Two batteries of emfs 3V and 6V and internal resistances 0.2 and 0.4 are connected in parallel. This combination is connected to a 4 resistor. Find:
(i) the equivalent emf of the combination
(ii) the equivalent internal resistance of the combination
(iii) the current drawn from the combination

Hint:

For parallel connections of batteries, the equivalent emf is a weighted average of the individual emfs, and the equivalent internal resistance is found using the formula for parallel resistances.

Answer 1

Battery Calculation: Equivalent Emf, Internal Resistance, and Current

(i): Calculating the Equivalent Emf

When two batteries are connected in parallel, the equivalent electromotive force \( E_{\text{eq}} \) is determined by the following formula:

\[ E_{\text{eq}} = \frac{E_1 r_2 + E_2 r_1}{r_1 + r_2} \]

The provided values are: \( E_1 = 3 \, \text{V}, E_2 = 6 \, \text{V}, r_1 = 0.2 \, \Omega, r_2 = 0.4 \, \Omega \)

Substituting these values into the equation yields:

\[ E_{\text{eq}} = \frac{(3 \times 0.4) + (6 \times 0.2)}{0.2 + 0.4} = \frac{1.2 + 1.2}{0.6} = \frac{2.4}{0.6} = 4 \, \text{V} \]

The combined equivalent emf of the batteries is \( 4 \, \text{V} \).

(ii): Calculating the Equivalent Internal Resistance

The equivalent internal resistance \( r_{\text{eq}} \) of the parallel combination is calculated using:

\[ r_{\text{eq}} = \frac{r_1 r_2}{r_1 + r_2} \]

With the given values, the calculation is:

\[ r_{\text{eq}} = \frac{(0.2 \times 0.4)}{0.2 + 0.4} = \frac{0.08}{0.6} = 0.1333 \, \Omega \]

The equivalent internal resistance of the battery combination is \( 0.1333 \, \Omega \).

(iii): Calculating the Total Current

The total resistance in the circuit is the sum of the equivalent internal resistance \( r_{\text{eq}} \) and the external resistor \( R = 4 \, \Omega \).
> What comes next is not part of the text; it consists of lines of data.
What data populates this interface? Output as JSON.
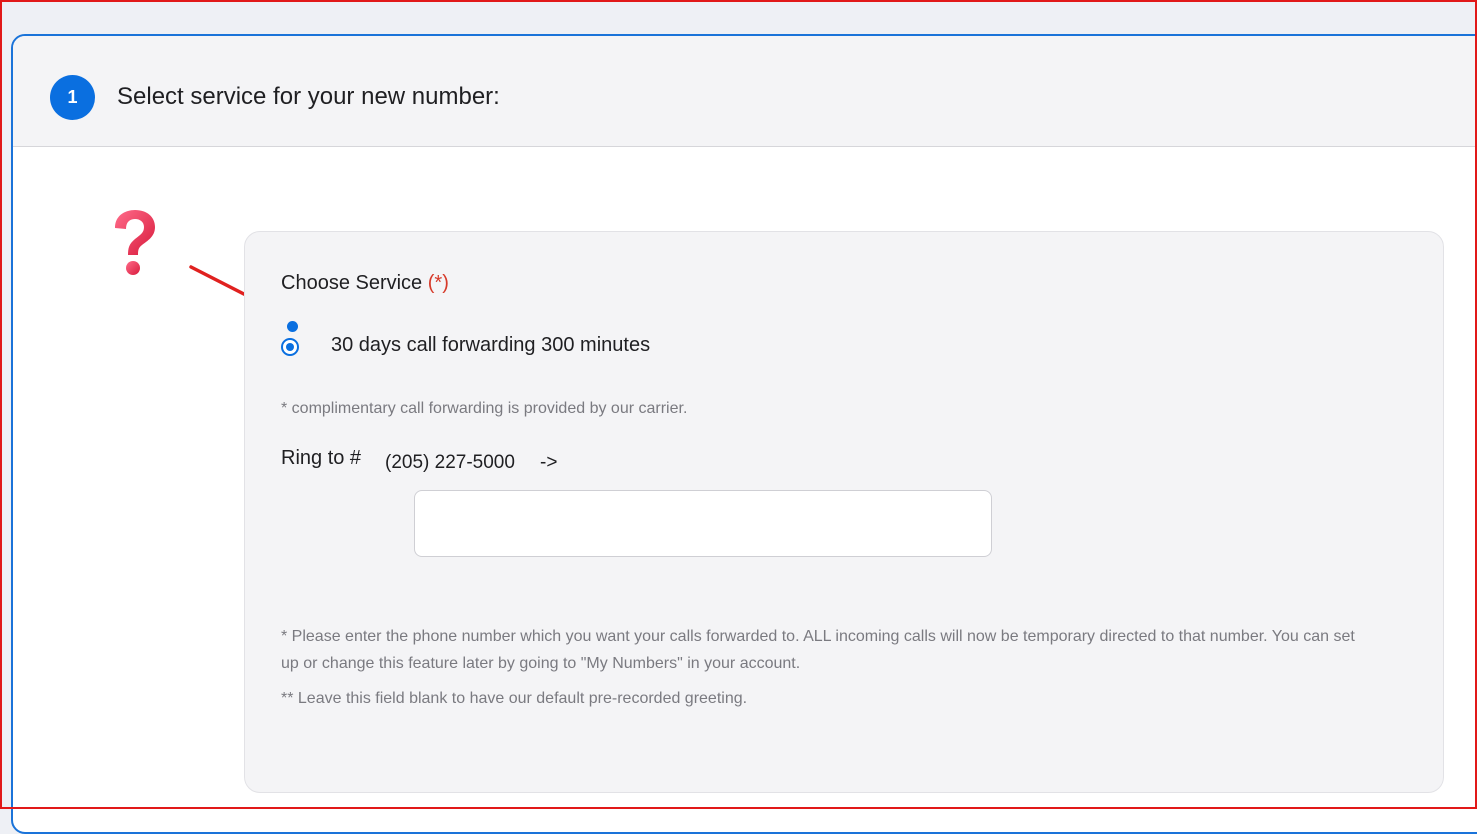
{
  "step": {
    "number": "1",
    "title": "Select service for your new number:"
  },
  "service": {
    "label": "Choose Service",
    "required_marker": "(*)",
    "option_label": "30 days call forwarding 300 minutes",
    "selected": true,
    "carrier_note": "* complimentary call forwarding is provided by our carrier."
  },
  "ring_to": {
    "label": "Ring to #",
    "number": "(205) 227-5000",
    "arrow": "->",
    "input_value": "",
    "input_placeholder": ""
  },
  "notes": {
    "forward_note": "* Please enter the phone number which you want your calls forwarded to. ALL incoming calls will now be temporary directed to that number. You can set up or change this feature later by going to \"My Numbers\" in your account.",
    "blank_note": "** Leave this field blank to have our default pre-recorded greeting."
  },
  "annotations": {
    "help_icon": "question-mark-icon",
    "arrow_icon": "red-arrow-icon"
  },
  "colors": {
    "accent": "#0a6fe0",
    "required": "#d63a2a",
    "annotation_red": "#e11919"
  }
}
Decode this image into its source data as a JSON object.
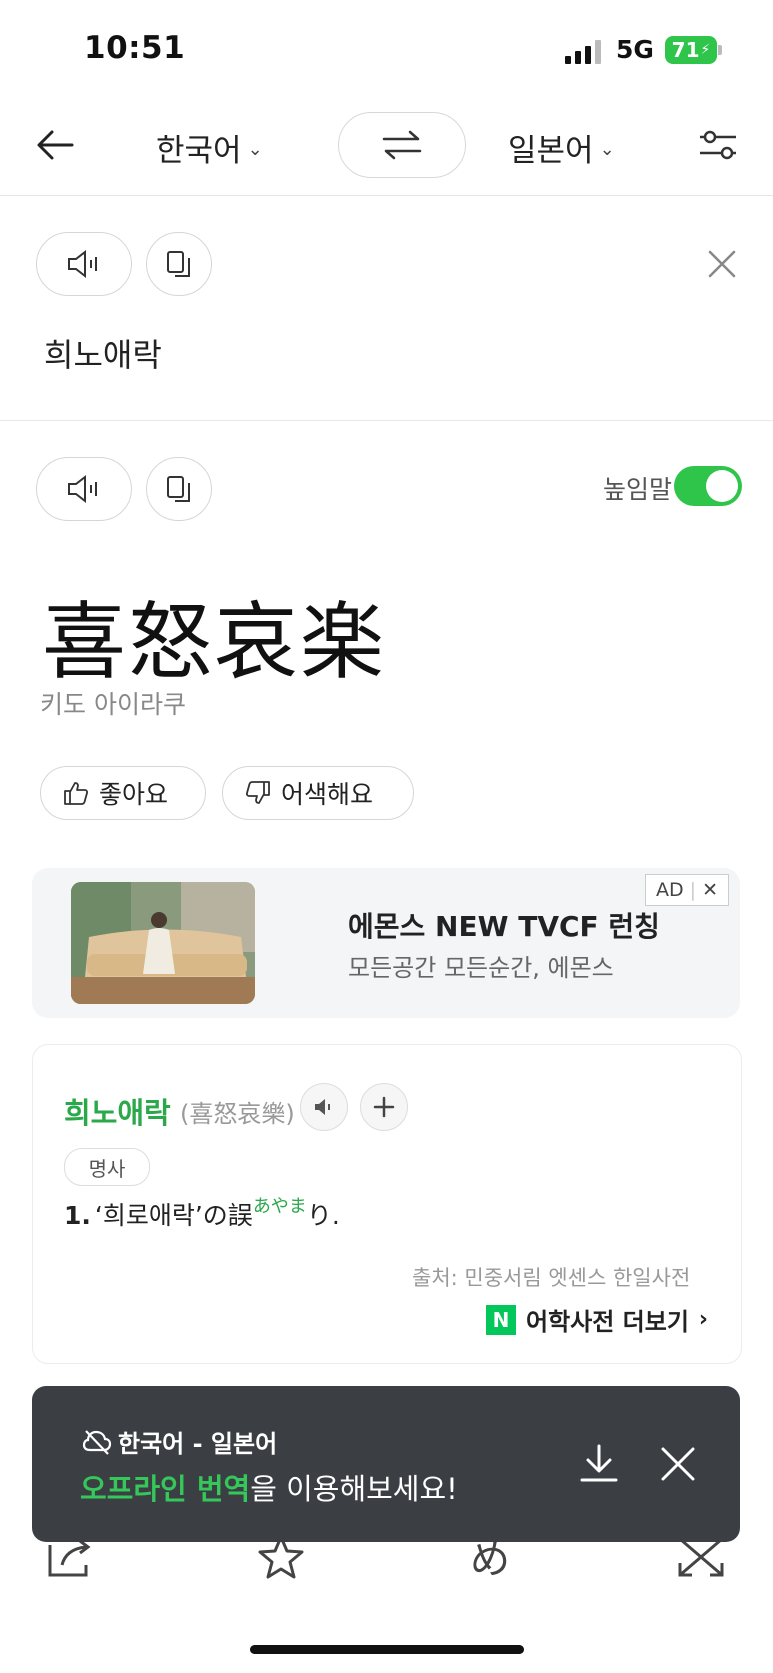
{
  "status_bar": {
    "time": "10:51",
    "network": "5G",
    "battery": "71"
  },
  "nav": {
    "source_lang": "한국어",
    "target_lang": "일본어"
  },
  "input": {
    "text": "희노애락"
  },
  "output": {
    "honorific_label": "높임말",
    "honorific_on": true,
    "text": "喜怒哀楽",
    "reading": "키도 아이라쿠",
    "like_label": "좋아요",
    "dislike_label": "어색해요"
  },
  "ad": {
    "badge": "AD",
    "title": "에몬스 NEW TVCF 런칭",
    "subtitle": "모든공간 모든순간, 에몬스"
  },
  "dictionary": {
    "word": "희노애락",
    "hanja": "(喜怒哀樂)",
    "pos": "명사",
    "def_number": "1.",
    "def_text": "‘희로애락’の誤",
    "def_ruby": "あやま",
    "def_tail": "り.",
    "source": "출처: 민중서림 엣센스 한일사전",
    "more_badge": "N",
    "more_label": "어학사전 더보기"
  },
  "toast": {
    "line1": "한국어 - 일본어",
    "highlight": "오프라인 번역",
    "rest": "을 이용해보세요!"
  },
  "colors": {
    "accent": "#2fc44a",
    "link_green": "#2aa84a",
    "toast_bg": "#3b3f44"
  }
}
This gives a total resistance \( R_{\text{total}} \) of:

\[ R_{\text{total}} = r_{\text{eq}} + R = 0.1333 + 4 = 4.1333 \, \Omega \]

Ohm's law is applied to determine the current \( I \) drawn from the battery combination:

\[ I = \frac{E_{\text{eq}}}{R_{\text{total}}} = \frac{4}{4.1333} = 0.968 \, \text{A} \]

The current drawn from the battery combination is \( 0.968 \, \text{A} \).